On September 14, 2007, ATP Oil & Gas Corporation (the Company), the lenders and Credit Suisse (as administrative agent for the lenders) entered into an Amendment No. 1 and Agreement as of September 14, 2007 (the Amendment) to the Unsecured Subordinated Credit Agreement, dated September 7, 2007 (the Facility) which increased the aggregate amount of borrowings under the amended facility to $210.0 million. Consistent with the original Facility, the borrowings under the Amendment bear interest at 11.25%, payable quarterly, and mature on September 7, 2011. Such borrowings are subordinated to the Companys Third Amended and Restated Credit Agreement dated as of December 28, 2006, as amended (the Existing Credit Agreement) and may be prepaid at any time at the option of the Company, subject to limitations set forth in the Companys Existing Credit Agreement. The Company expects to recognize over the term of the facility additional noncash interest charges related to deferred financing costs, an original issue discount and a sliding-scale redemption premium, each of which will be amortized as interest expense over the term of the Facility. If held to maturity, the aggregate average effective interest rate on the borrowings, including the noncash components, is expected to be approximately 15.3%. From this Amendment, the Company received net proceeds of $47.5 million after deducting $2.5 million for the original issue discount, fees and expenses.

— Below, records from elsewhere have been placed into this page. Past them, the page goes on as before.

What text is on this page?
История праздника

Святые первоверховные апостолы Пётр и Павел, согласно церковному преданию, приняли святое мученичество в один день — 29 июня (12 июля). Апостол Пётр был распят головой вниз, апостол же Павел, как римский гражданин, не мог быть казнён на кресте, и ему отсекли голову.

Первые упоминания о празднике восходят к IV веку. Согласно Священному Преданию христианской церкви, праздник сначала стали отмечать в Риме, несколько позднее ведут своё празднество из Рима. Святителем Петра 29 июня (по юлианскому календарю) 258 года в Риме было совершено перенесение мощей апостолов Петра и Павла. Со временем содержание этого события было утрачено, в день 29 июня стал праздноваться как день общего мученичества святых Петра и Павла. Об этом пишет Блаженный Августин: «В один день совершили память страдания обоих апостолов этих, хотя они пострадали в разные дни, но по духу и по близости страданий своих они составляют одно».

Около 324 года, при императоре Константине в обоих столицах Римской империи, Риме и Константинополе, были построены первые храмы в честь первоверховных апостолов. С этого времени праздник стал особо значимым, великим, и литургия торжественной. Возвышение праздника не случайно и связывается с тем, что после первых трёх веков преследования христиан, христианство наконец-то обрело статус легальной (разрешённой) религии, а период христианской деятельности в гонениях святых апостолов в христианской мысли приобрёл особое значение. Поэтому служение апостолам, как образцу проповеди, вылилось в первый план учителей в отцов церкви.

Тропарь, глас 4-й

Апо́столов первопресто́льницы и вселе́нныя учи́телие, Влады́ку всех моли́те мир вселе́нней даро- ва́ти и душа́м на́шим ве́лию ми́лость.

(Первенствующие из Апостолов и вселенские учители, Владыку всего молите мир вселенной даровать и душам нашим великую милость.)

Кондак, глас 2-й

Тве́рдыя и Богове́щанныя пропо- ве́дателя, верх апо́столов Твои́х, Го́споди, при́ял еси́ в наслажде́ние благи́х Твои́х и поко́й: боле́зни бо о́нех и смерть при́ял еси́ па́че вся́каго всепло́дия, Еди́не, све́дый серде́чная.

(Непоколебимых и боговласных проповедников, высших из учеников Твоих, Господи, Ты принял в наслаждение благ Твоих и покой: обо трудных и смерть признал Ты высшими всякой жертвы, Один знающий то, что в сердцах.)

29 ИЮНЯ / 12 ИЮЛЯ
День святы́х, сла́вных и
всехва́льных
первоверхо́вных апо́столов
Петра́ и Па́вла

The proceeds of the Facility will be used to fund near-term development and acquisition opportunities and other general corporate purposes of the Company and its subsidiaries. The Facility contains no financial performance covenants, but contains affirmative and negative covenants, including limitations on incurring certain indebtedness, that are usual and customary for transactions of this type.
The foregoing description of the Facility does not purport to be complete and is qualified in its entirety by reference to the Facility filed as an exhibit hereto and incorporated by reference herein.
Item 7.01. Regulation FD Disclosure
On September 14, 2007, the Company issued a press release, included herein as Exhibit 99.1, announcing the Facility.
Item 9.01. Financial Statements and Exhibits
Pursuant to the requirements of the Securities Exchange Act of 1934, the registrant has duly caused this report to be signed on its behalf by the undersigned and thereunto duly authorized.